While there are numerically more members of devolved public bodies than councillors covered by the Codes, the ratio of cases the Standards Commission has dealt with concerning breaches of the Codes by local authority councillors compared to members of public bodies, is 15:1.

None of the 11 public Hearings held by the Standards Commission during the year concerned a public body member.

To establish the reason for the low numbers of complaints from members of devolved public bodies, the Commission surveyed Chairs and Members to discover whether the lack of complaints was the result of a high level of adherence to the Codes of Conduct or whether instances of poor conduct were simply going unreported.

Speaking about the survey findings, Kevin Dunion, Convenor of the Standards Commission said, “We would expect that devolved public bodies which operate in a less adversarial political context than local authorities would generate far fewer complaints regarding conduct of members.

Nevertheless it is important to check whether the lack of complaints is due to exemplary conduct or whether members feel inhibited about complaining, where possible breaches occur.”

“It is good news that the majority say they are not aware of failings which could give rise to a complaint.

“However it is a matter of concern that a minority of members report having experienced or witnessed conduct that could be described as bullying, harassment or being dismissive.

“In such instances they should feel able to make a complaint if the matter is not addressed at source.

“But the survey shows that overall almost half of the respondents would be reluctant to submit a formal complaint.

“Their reasons range from impact upon relationships, concern that nothing would be done or the difficulty of challenging the Chair.
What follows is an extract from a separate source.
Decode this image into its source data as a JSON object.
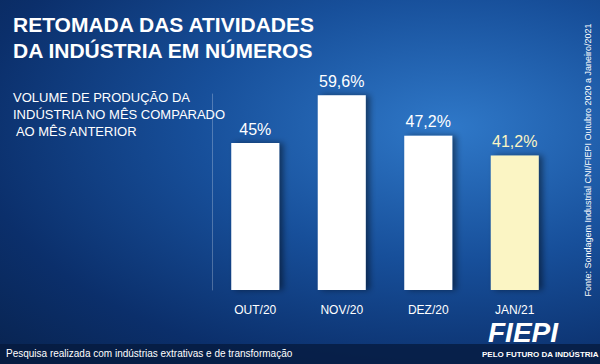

“In any case, about a quarter of members are not clear about how to make a complaint about a breach of the code.”

“I am particularly concerned about the responses coming from health boards and IJBs – which show the highest incidence of disrespectful behaviour, the lowest level of collective responsibility and the least satisfaction with training on the code of conduct, amongst devolved public bodies.”

“I will be drawing the results to the attention of Ministers and Board Chairs whilst, as a Commission, we will prepare specific training events and guidance to ensure members are better equipped to challenge and, if necessary, complain about poor conduct.”

The Standards Commission will now share the survey results with the Scottish Government to help inform their induction and ongoing training programme for board members and Chairs of devolved public bodies.

The Standards Commission will also highlight the concerns raised about disrespectful behaviour in discussions with the Scottish Government about whether a bullying and harassment provision should now be included in the Model Code of Conduct, to reflect a similar one recently included in the Councillors’ Code.

It is anticipated that later this year, both local authority and public body Codes of Conduct will be reviewed by the Standards Commission and Scottish Government, to ensure the Codes are fit for purpose.